絶頂時に引退する選手も多い

「4回転半を跳ぼうとしているうちは引退はないとは思いますが、フィギュア選手は絶頂の間に引退する場合が多いので、どうなるか……」(前出・坂本氏)

 最終目標をクリアしてしまえば、選手生活を続ける理由がなくなってしまうかもしれない。だが、羽生は後に続く選手たちに伝えなければならないことがあると考えているのだろう。

「ショートプログラムでは宇野選手の次の滑走でした。羽生選手は“聞くつもりはなかったけど点数が耳に入ってきた”と言っていましたね。

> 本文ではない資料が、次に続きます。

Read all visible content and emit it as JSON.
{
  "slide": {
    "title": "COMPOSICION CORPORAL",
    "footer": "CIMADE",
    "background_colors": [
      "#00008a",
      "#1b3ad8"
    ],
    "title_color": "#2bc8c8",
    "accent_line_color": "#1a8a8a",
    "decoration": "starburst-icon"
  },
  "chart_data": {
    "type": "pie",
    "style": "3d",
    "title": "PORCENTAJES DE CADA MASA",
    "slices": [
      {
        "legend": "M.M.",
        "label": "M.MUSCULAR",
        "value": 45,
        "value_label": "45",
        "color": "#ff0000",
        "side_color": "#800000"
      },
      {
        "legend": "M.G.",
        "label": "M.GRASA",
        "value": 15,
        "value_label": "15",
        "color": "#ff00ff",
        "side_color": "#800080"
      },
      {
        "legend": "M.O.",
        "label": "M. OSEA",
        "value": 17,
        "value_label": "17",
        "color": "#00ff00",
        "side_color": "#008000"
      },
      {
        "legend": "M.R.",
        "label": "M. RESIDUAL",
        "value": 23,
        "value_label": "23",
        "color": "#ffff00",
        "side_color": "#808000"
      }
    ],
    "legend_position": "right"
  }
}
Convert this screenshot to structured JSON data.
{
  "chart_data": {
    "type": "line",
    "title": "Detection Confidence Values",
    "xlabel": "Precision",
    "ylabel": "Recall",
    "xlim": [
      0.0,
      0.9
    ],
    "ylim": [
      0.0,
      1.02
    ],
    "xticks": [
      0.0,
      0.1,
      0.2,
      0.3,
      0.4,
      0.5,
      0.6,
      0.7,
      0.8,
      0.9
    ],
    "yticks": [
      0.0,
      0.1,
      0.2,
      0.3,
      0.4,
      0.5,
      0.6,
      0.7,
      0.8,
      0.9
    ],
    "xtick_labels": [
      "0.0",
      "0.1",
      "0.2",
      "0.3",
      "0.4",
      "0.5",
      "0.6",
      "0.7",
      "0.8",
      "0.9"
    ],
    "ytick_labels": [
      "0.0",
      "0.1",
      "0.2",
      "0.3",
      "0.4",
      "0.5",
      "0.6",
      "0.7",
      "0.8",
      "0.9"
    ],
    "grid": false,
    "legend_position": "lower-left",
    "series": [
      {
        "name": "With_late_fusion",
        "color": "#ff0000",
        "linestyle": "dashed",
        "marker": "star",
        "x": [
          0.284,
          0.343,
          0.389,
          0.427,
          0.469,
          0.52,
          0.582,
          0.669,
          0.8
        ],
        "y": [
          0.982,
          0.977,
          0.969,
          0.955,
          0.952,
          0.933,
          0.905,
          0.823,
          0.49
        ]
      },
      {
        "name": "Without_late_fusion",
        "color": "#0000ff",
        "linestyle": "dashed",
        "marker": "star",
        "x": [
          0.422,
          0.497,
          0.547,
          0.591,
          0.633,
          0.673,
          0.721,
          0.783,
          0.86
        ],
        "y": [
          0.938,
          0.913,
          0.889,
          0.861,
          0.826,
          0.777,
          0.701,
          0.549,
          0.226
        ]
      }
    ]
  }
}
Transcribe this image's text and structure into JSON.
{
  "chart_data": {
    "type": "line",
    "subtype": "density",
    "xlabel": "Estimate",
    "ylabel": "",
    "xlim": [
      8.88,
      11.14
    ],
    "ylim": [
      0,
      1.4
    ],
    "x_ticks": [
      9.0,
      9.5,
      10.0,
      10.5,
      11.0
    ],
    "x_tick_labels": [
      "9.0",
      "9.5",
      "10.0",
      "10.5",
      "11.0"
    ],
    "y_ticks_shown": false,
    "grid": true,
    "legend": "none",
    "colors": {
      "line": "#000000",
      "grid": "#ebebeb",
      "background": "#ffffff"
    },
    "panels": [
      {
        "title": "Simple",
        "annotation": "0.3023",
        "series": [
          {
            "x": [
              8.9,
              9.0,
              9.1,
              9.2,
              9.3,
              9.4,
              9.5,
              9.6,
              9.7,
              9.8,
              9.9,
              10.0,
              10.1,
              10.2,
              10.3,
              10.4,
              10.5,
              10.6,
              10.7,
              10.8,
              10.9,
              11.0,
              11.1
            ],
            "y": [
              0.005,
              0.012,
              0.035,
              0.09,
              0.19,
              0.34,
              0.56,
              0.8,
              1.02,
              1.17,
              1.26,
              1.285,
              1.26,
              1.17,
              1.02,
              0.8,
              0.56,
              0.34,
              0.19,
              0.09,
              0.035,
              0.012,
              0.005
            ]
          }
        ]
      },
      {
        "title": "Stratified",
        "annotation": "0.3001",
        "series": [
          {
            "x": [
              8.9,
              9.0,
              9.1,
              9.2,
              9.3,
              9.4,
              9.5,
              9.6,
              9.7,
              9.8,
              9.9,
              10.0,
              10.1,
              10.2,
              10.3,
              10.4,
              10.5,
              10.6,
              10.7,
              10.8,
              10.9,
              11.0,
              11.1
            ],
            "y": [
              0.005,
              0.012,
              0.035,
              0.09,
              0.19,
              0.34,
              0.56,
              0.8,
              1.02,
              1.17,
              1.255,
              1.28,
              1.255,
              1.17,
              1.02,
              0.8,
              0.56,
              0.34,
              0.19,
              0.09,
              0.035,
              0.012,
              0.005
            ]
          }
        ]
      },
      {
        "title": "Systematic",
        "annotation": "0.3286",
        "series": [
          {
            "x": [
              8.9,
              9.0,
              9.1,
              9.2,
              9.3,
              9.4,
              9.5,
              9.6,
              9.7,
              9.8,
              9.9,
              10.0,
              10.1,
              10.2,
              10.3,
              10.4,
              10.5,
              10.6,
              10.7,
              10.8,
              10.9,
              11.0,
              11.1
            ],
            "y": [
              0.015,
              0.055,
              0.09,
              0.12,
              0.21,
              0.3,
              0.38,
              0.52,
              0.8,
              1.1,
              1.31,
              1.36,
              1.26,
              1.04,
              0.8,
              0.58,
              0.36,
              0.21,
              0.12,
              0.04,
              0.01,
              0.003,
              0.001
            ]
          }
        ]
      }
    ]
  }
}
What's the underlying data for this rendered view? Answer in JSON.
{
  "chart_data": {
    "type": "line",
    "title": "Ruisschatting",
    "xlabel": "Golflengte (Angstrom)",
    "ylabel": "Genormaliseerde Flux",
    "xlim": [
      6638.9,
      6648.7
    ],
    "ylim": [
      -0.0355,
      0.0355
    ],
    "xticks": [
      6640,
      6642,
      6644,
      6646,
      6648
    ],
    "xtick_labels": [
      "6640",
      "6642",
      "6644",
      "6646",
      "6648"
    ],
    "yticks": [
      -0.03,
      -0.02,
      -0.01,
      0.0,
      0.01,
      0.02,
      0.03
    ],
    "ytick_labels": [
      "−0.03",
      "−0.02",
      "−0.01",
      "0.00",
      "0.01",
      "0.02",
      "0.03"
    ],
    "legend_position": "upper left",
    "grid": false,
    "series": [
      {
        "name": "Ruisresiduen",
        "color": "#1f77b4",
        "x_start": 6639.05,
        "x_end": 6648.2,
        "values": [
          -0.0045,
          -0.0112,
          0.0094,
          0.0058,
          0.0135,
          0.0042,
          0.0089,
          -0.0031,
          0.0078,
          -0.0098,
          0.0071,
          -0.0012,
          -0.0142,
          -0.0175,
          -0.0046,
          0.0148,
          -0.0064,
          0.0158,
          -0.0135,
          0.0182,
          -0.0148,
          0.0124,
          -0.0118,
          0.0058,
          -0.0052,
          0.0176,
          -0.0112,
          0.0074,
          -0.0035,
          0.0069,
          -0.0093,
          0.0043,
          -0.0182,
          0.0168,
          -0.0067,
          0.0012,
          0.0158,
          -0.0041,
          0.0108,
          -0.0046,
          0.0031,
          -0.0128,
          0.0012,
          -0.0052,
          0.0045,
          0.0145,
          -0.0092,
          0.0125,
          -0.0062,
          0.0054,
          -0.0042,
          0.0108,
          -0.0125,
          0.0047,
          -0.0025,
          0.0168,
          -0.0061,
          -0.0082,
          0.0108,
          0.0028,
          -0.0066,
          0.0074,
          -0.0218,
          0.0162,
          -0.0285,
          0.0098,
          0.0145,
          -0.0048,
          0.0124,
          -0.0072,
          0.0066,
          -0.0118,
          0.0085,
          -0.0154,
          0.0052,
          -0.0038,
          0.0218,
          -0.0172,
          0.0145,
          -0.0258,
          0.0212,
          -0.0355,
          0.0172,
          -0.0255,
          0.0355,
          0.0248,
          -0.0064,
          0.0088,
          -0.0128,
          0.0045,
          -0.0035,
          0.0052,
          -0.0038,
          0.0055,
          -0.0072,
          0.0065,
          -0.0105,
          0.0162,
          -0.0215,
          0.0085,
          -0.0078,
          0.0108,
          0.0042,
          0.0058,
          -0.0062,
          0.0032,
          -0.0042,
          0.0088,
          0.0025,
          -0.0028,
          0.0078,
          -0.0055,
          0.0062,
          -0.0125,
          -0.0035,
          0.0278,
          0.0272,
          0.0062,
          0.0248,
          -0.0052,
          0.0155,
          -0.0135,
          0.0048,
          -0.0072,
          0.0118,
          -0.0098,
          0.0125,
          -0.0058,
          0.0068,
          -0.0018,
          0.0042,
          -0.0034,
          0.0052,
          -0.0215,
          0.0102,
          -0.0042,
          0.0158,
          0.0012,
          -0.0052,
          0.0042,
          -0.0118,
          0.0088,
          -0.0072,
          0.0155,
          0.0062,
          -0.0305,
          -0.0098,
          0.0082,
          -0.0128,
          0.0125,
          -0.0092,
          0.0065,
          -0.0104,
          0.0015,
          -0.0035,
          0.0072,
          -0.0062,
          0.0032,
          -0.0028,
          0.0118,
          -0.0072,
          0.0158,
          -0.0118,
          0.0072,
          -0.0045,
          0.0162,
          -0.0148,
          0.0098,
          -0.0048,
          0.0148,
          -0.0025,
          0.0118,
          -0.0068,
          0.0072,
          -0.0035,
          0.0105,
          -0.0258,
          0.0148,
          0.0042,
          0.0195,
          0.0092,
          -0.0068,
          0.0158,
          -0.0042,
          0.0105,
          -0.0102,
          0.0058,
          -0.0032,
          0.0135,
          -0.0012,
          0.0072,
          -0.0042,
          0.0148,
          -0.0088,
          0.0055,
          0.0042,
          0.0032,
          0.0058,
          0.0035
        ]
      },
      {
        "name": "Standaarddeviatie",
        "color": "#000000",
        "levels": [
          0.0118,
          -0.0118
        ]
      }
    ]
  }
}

宇野選手の点数が伸びなかったので、“こりゃいかんな”とは思ったでしょう。個人の成績も大事ですが、国を代表して順位を競う大会なので、僕が頑張らなきゃという思いはあったと思います」(前出・佐野氏)

 国別対抗戦が始まる前に各選手が意気込みを発表した際、羽生は「誰かの光になれるように」という言葉を選んだ。テレビ朝日のウェブインタビューページにはその理由をこう語っている。

《たとえ結果が良くなかったとしても、良い演技だったと納得できる演技じゃなかったとしても、誰かのためになれているのかな、という感じがして、それを常に心の中に持ちながら演技したいなと思ってこの言葉にしました》

 今の羽生は、自分のためだけに滑っていない。4回転半ジャンプを完成させて、後輩たちに“無言の背中”を見せることができるはずだ。